In the Matter of Catherine Ann Bond, Appellant, v Suffolk Transportation Service et al., Respondents. Workers' Compensation Board, Respondent.

[*1] John F. Clennan, Ronkonkoma, for appellant. Jones, Jones & O'Connor, L.L.P., New York City (Marc A. Grodsky of counsel), for Suffolk Transportation Service and another, respondents.

Spain, J. Appeal from a decision of the Workers' Compensation Board, filed February 2, 2009, which ruled that claimant did not sustain an accidental injury in the course of her employment and denied her claim for workers' compensation benefits.

Claimant, a school bus driver, was injured when she slipped and fell exiting a bus outside of her home and sought workers' compensation benefits. A Workers' Compensation Law Judge determined that claimant's injury had not been sustained in the course of her employment and, upon review, the Workers' Compensation Board agreed. Claimant now appeals.

We affirm. In order for an accident to be compensable, it must have arisen out of and in the course of employment (see Workers' Compensation Law § 2 [7]; § 10; Matter of Nkrumah v Thomas, 61 AD3d 1325, 1327 [2009]). The record here shows that claimant had a split work shift consisting of [*2]morning and afternoon bus runs, with several hours off duty in between. During what claimant referred to as her "break" period, she was permitted to drive the bus to her home, where her fall occurred. No evidence was produced to show that the employer retained any control or authority over claimant in the period between the bus runs or that her use of the bus had any relationship to her employment or benefit to her employer. Claimant now attempts to rely upon the presumption of compensability contained in Workers' Compensation Law § 21 (1) to establish such a relationship, but that statute does not wholly relieve her of the burden of demonstrating that the accident occurred in the course of, and arose out of, her employment (see Matter of Malacarne v City of Yonkers Parking Auth., 41 NY2d 189, 193 [1976]; Matter of Hansen v Syracuse Home Assn., 55 AD3d 1167, 1168 [2008]). Accordingly, we find that the Board's conclusion that claimant's injury did not arise in the course of her employment is supported by substantial evidence (see e.g. Matter of Smith v City of Rochester, 255 AD2d 863 [1998]; Matter of Nattier v Elmsford Transp. Co., 81 AD2d 721 [1981]; Matter of Bennerson v Checker Garage Serv. Corp., 54 AD2d 1042, 1042-1043 [1976]; cf. Matter of McFarland v Lindy's Taxi, Inc., 49 AD3d 1111, 1112 [2008]).

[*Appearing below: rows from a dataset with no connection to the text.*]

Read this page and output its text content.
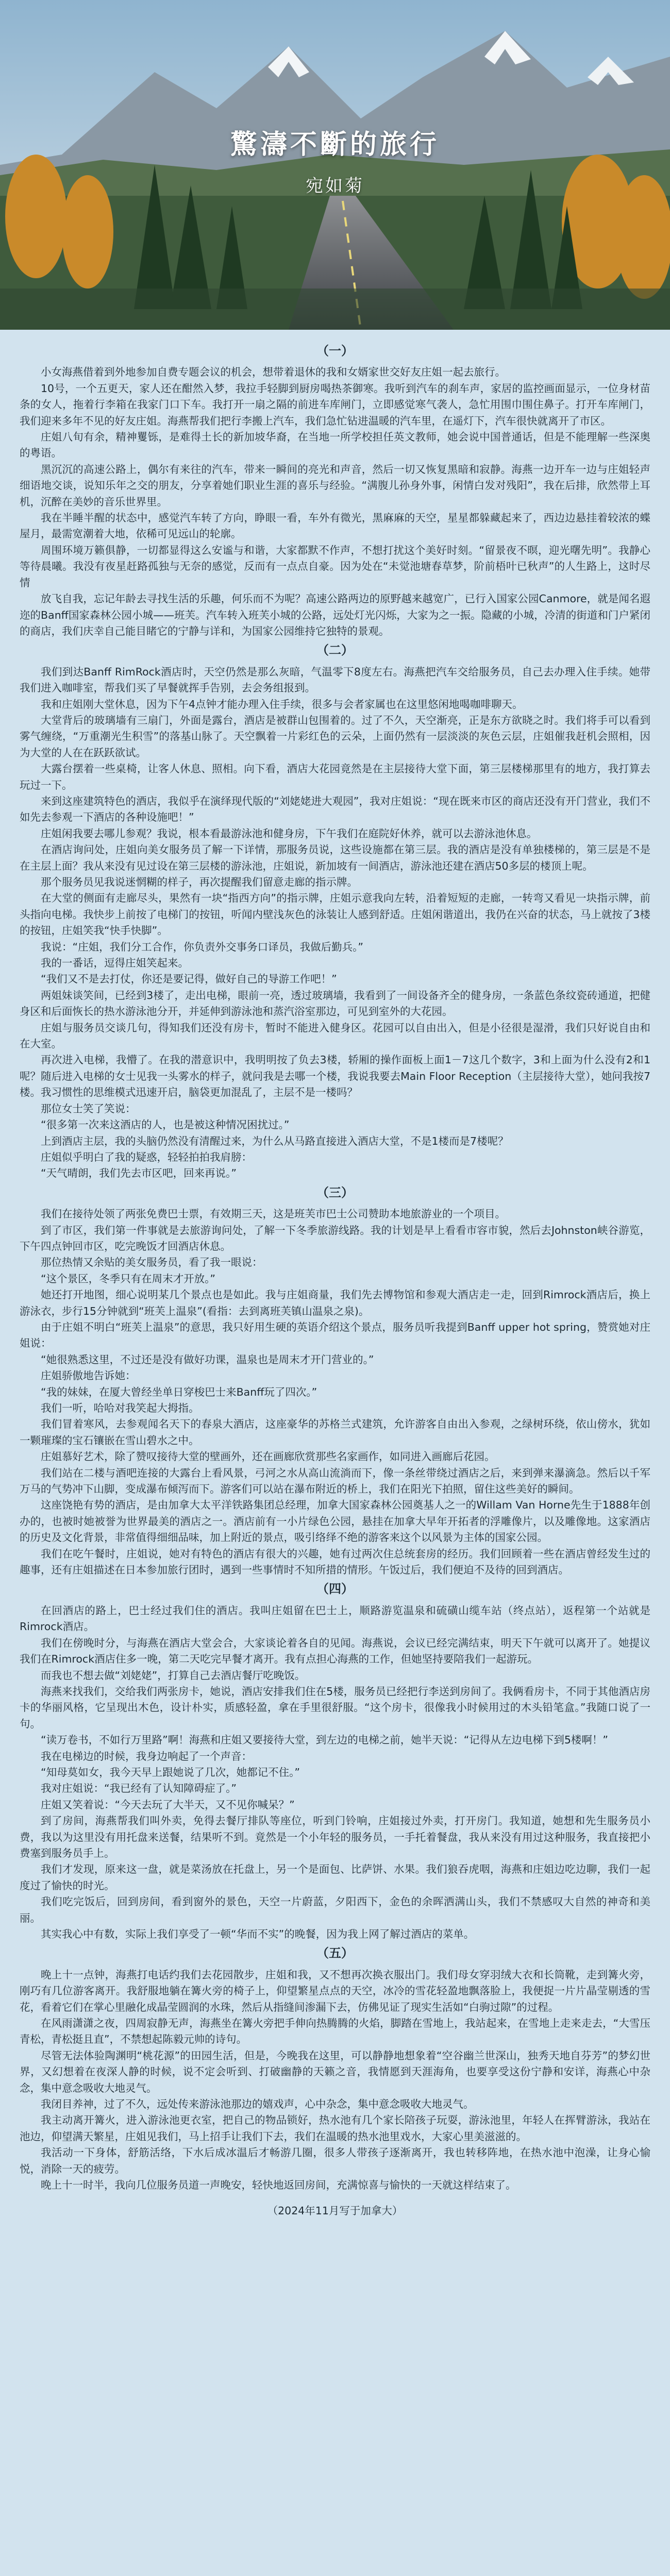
驚濤不斷的旅行
宛如菊
（一）

小女海燕借着到外地参加自费专题会议的机会，想带着退休的我和女婿家世交好友庄姐一起去旅行。

10号，一个五更天，家人还在酣然入梦，我拉手轻脚到厨房喝热茶御寒。我听到汽车的刹车声，家居的监控画面显示，一位身材苗条的女人，拖着行李箱在我家门口下车。我打开一扇之隔的前进车库闸门，立即感觉寒气袭人，急忙用围巾围住鼻子。打开车库闸门，我们迎来多年不见的好友庄姐。海燕帮我们把行李搬上汽车，我们急忙钻进温暖的汽车里，在遥灯下，汽车很快就离开了市区。

庄姐八旬有余，精神矍铄，是难得土长的新加坡华裔，在当地一所学校担任英文教师，她会说中国普通话，但是不能理解一些深奥的粤语。

黑沉沉的高速公路上，偶尔有来往的汽车，带来一瞬间的亮光和声音，然后一切又恢复黑暗和寂静。海燕一边开车一边与庄姐轻声细语地交谈，说知乐年之交的朋友，分享着她们职业生涯的喜乐与经验。“满腹儿孙身外事，闲情白发对残阳”，我在后排，欣然带上耳机，沉醉在美妙的音乐世界里。

我在半睡半醒的状态中，感觉汽车转了方向，睁眼一看，车外有微光，黑麻麻的天空，星星都躲藏起来了，西边边悬挂着较浓的蝶屋月，最需宽潮着大地，依稀可见远山的轮廓。

周围环境万籁俱静，一切都显得这么安谧与和谐，大家都默不作声，不想打扰这个美好时刻。“留景夜不暝，迎光曙先明”。我静心等待晨曦。我没有夜星赶路孤独与无奈的感觉，反而有一点点自豪。因为处在“未觉池塘春草梦，阶前梧叶已秋声”的人生路上，这时尽情

放飞自我，忘记年龄去寻找生活的乐趣，何乐而不为呢？高速公路两边的原野越来越宽广，已行入国家公园Canmore，就是闻名遐迩的Banff国家森林公园小城——班芙。汽车转入班芙小城的公路，远处灯光闪烁，大家为之一振。隐藏的小城，冷清的街道和门户紧闭的商店，我们庆幸自己能目睹它的宁静与详和，为国家公园维持它独特的景观。

（二）

我们到达Banff RimRock酒店时，天空仍然是那么灰暗，气温零下8度左右。海燕把汽车交给服务员，自己去办理入住手续。她带我们进入咖啡室，帮我们买了早餐就挥手告别，去会务组报到。

我和庄姐刚大堂休息，因为下午4点钟才能办理入住手续，很多与会者家属也在这里悠闲地喝咖啡聊天。

大堂背后的玻璃墙有三扇门，外面是露台，酒店是被群山包围着的。过了不久，天空渐亮，正是东方欲晓之时。我们将手可以看到雾气缠绕，“万重潮光生积雪”的落基山脉了。天空飘着一片彩红色的云朵，上面仍然有一层淡淡的灰色云层，庄姐催我赶机会照相，因为大堂的人在在跃跃欲试。

大露台摆着一些桌椅，让客人休息、照相。向下看，酒店大花园竟然是在主层接待大堂下面，第三层楼梯那里有的地方，我打算去玩过一下。

来到这座建筑特色的酒店，我似乎在演绎现代版的“刘姥姥进大观园”，我对庄姐说：“现在既来市区的商店还没有开门营业，我们不如先去参观一下酒店的各种设施吧！”

庄姐闲我要去哪儿参观？我说，根本看最游泳池和健身房，下午我们在庭院好休养，就可以去游泳池休息。

在酒店询问处，庄姐向美女服务员了解一下详情，那服务员说，这些设施都在第三层。我的酒店是没有单独楼梯的，第三层是不是在主层上面？我从来没有见过设在第三层楼的游泳池，庄姐说，新加坡有一间酒店，游泳池还建在酒店50多层的楼顶上呢。

那个服务员见我说迷惘糊的样子，再次提醒我们留意走廊的指示牌。

在大堂的侧面有走廊尽头，果然有一块“指西方向”的指示牌，庄姐示意我向左转，沿着短短的走廊，一转弯又看见一块指示牌，前头指向电梯。我快步上前按了电梯门的按钮，听闻内壁浅灰色的泳装让人感到舒适。庄姐闲谐道出，我仍在兴奋的状态，马上就按了3楼的按钮，庄姐笑我“快手快脚”。

我说：“庄姐，我们分工合作，你负责外交事务口译员，我做后勤兵。”

我的一番话，逗得庄姐笑起来。

“我们又不是去打仗，你还是要记得，做好自己的导游工作吧！”

两姐妹谈笑间，已经到3楼了，走出电梯，眼前一亮，透过玻璃墙，我看到了一间设备齐全的健身房，一条蓝色条纹瓷砖通道，把健身区和后面恢长的热水游泳池分开，并延伸到游泳池和蒸汽浴室那边，可见到室外的大花园。

庄姐与服务员交谈几句，得知我们还没有房卡，暂时不能进入健身区。花园可以自由出入，但是小径很是湿滑，我们只好说自由和在大室。

再次进入电梯，我懵了。在我的潜意识中，我明明按了负去3楼，轿厢的操作面板上面1－7这几个数字，3和上面为什么没有2和1呢？随后进入电梯的女士见我一头雾水的样子，就问我是去哪一个楼，我说我要去Main Floor Reception（主层接待大堂），她问我按7楼。我习惯性的思维模式迅速开启，脑袋更加混乱了，主层不是一楼吗？

那位女士笑了笑说：

“很多第一次来这酒店的人，也是被这种情况困扰过。”

上到酒店主层，我的头脑仍然没有清醒过来，为什么从马路直接进入酒店大堂，不是1楼而是7楼呢？

庄姐似乎明白了我的疑惑，轻轻拍拍我肩膀：

“天气晴朗，我们先去市区吧，回来再说。”

（三）

我们在接待处领了两张免费巴士票，有效期三天，这是班芙市巴士公司赞助本地旅游业的一个项目。

到了市区，我们第一件事就是去旅游询问处，了解一下冬季旅游线路。我的计划是早上看看市容市貌，然后去Johnston峡谷游览，下午四点钟回市区，吃完晚饭才回酒店休息。

那位热情又余贴的美女服务员，看了我一眼说：

“这个景区，冬季只有在周末才开放。”

她还打开地图，细心说明某几个景点也是如此。我与庄姐商量，我们先去博物馆和参观大酒店走一走，回到Rimrock酒店后，换上游泳衣，步行15分钟就到“班芙上温泉”(看指：去到离班芙镇山温泉之泉)。

由于庄姐不明白“班芙上温泉”的意思，我只好用生硬的英语介绍这个景点，服务员听我提到Banff upper hot spring，赞赏她对庄姐说：

“她很熟悉这里，不过还是没有做好功课，温泉也是周末才开门营业的。”

庄姐骄傲地告诉她：

“我的妹妹，在厦大曾经坐单日穿梭巴士来Banff玩了四次。”

我们一听，哈哈对我笑起大拇指。

我们冒着寒风，去参观闻名天下的春泉大酒店，这座豪华的苏格兰式建筑，允许游客自由出入参观，之绿树环绕，依山傍水，犹如一颗璀璨的宝石镶嵌在雪山碧水之中。

庄姐慕好艺术，除了赞叹接待大堂的壁画外，还在画廊欣赏那些名家画作，如同进入画廊后花园。

我们站在二楼与酒吧连接的大露台上看风景，弓河之水从高山流淌而下，像一条丝带绕过酒店之后，来到弹来瀑滴急。然后以千军万马的气势冲下山脚，变成瀑布倾泻而下。游客们可以站在瀑布附近的桥上，我们在阳光下拍照，留住这些美好的瞬间。

这座饶艳有势的酒店，是由加拿大太平洋铁路集团总经理，加拿大国家森林公园奠基人之一的Willam Van Horne先生于1888年创办的，也被时她被誉为世界最美的酒店之一。酒店前有一小片绿色公园，悬挂在加拿大早年开拓者的浮雕像片，以及雕像地。这家酒店的历史及文化背景，非常值得细细品味，加上附近的景点，吸引络绎不绝的游客来这个以风景为主体的国家公园。

我们在吃午餐时，庄姐说，她对有特色的酒店有很大的兴趣，她有过两次住总统套房的经历。我们回顾着一些在酒店曾经发生过的趣事，还有庄姐描述在日本参加旅行团时，遇到一些事情时不知所措的情形。午饭过后，我们便迫不及待的回到酒店。

（四）

在回酒店的路上，巴士经过我们住的酒店。我叫庄姐留在巴士上，顺路游览温泉和硫磺山缆车站（终点站），返程第一个站就是Rimrock酒店。

我们在傍晚时分，与海燕在酒店大堂会合，大家谈论着各自的见闻。海燕说，会议已经完满结束，明天下午就可以离开了。她提议我们在Rimrock酒店住多一晚，第二天吃完早餐才离开。我有点担心海燕的工作，但她坚持要陪我们一起游玩。

而我也不想去做“刘姥姥”，打算自己去酒店餐厅吃晚饭。

海燕来找我们，交给我们两张房卡，她说，酒店安排我们住在5楼，服务员已经把行李送到房间了。我俩看房卡，不同于其他酒店房卡的华丽风格，它呈现出木色，设计朴实，质感轻盈，拿在手里很舒服。“这个房卡，很像我小时候用过的木头铅笔盒。”我随口说了一句。

“读万卷书，不如行万里路”啊！海燕和庄姐又要接待大堂，到左边的电梯之前，她半天说：“记得从左边电梯下到5楼啊！”

我在电梯边的时候，我身边响起了一个声音：

“知母莫如女，我今天早上跟她说了几次，她都记不住。”

我对庄姐说：“我已经有了认知障碍症了。”

庄姐又笑着说：“今天去玩了大半天，又不见你喊呆？”

到了房间，海燕帮我们叫外卖，免得去餐厅排队等座位，听到门铃响，庄姐接过外卖，打开房门。我知道，她想和先生服务员小费，我以为这里没有用托盘来送餐，结果听不到。竟然是一个小年轻的服务员，一手托着餐盘，我从来没有用过这种服务，我直接把小费塞到服务员手上。

我们才发现，原来这一盘，就是菜汤放在托盘上，另一个是面包、比萨饼、水果。我们狼吞虎咽，海燕和庄姐边吃边聊，我们一起度过了愉快的时光。

我们吃完饭后，回到房间，看到窗外的景色，天空一片蔚蓝，夕阳西下，金色的余晖洒满山头，我们不禁感叹大自然的神奇和美丽。

其实我心中有数，实际上我们享受了一顿“华而不实”的晚餐，因为我上网了解过酒店的菜单。

（五）

晚上十一点钟，海燕打电话约我们去花园散步，庄姐和我，又不想再次换衣服出门。我们母女穿羽绒大衣和长筒靴，走到篝火旁，刚巧有几位游客离开。我舒服地躺在篝火旁的椅子上，仰望繁星点点的天空，冰冷的雪花轻盈地飘落脸上，我便捉一片片晶莹剔透的雪花，看着它们在掌心里融化成晶莹圆润的水珠，然后从指缝间渗漏下去，仿佛见证了现实生活如“白驹过隙”的过程。

在风雨潇潇之夜，四周寂静无声，海燕坐在篝火旁把手伸向热腾腾的火焰，脚踏在雪地上，我站起来，在雪地上走来走去，“大雪压青松，青松挺且直”，不禁想起陈毅元帅的诗句。

尽管无法体验陶渊明“桃花源”的田园生活，但是，今晚我在这里，可以静静地想象着“空谷幽兰世深山，独秀天地自芬芳”的梦幻世界，又幻想着在夜深人静的时候，说不定会听到、打破幽静的天籁之音，我情愿到天涯海角，也要享受这份宁静和安详，海燕心中杂念，集中意念吸收大地灵气。

我闭目养神，过了不久，远处传来游泳池那边的嬉戏声，心中杂念，集中意念吸收大地灵气。

我主动离开篝火，进入游泳池更衣室，把自己的物品锁好，热水池有几个家长陪孩子玩耍，游泳池里，年轻人在挥臂游泳，我站在池边，仰望满天繁星，庄姐见我们，马上招手让我们下去，我们在温暖的热水池里戏水，大家心里美滋滋的。

我活动一下身体，舒筋活络，下水后成冰温后才畅游几圈，很多人带孩子逐渐离开，我也转移阵地，在热水池中泡澡，让身心愉悦，消除一天的疲劳。

晚上十一时半，我向几位服务员道一声晚安，轻快地返回房间，充满惊喜与愉快的一天就这样结束了。

（2024年11月写于加拿大）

Claimant did not raise her remaining contention before the Workers' Compensation Law Judge or the Board and it is accordingly unpreserved for our review (see Matter of Neville v Magazine Distribs., Inc., 61 AD3d 1165, 1166 [2009], lv denied 12 NY3d 712 [2009]).

Mercure, J.P., Rose, Kane and Garry, JJ., concur. Ordered that the decision is affirmed, without costs.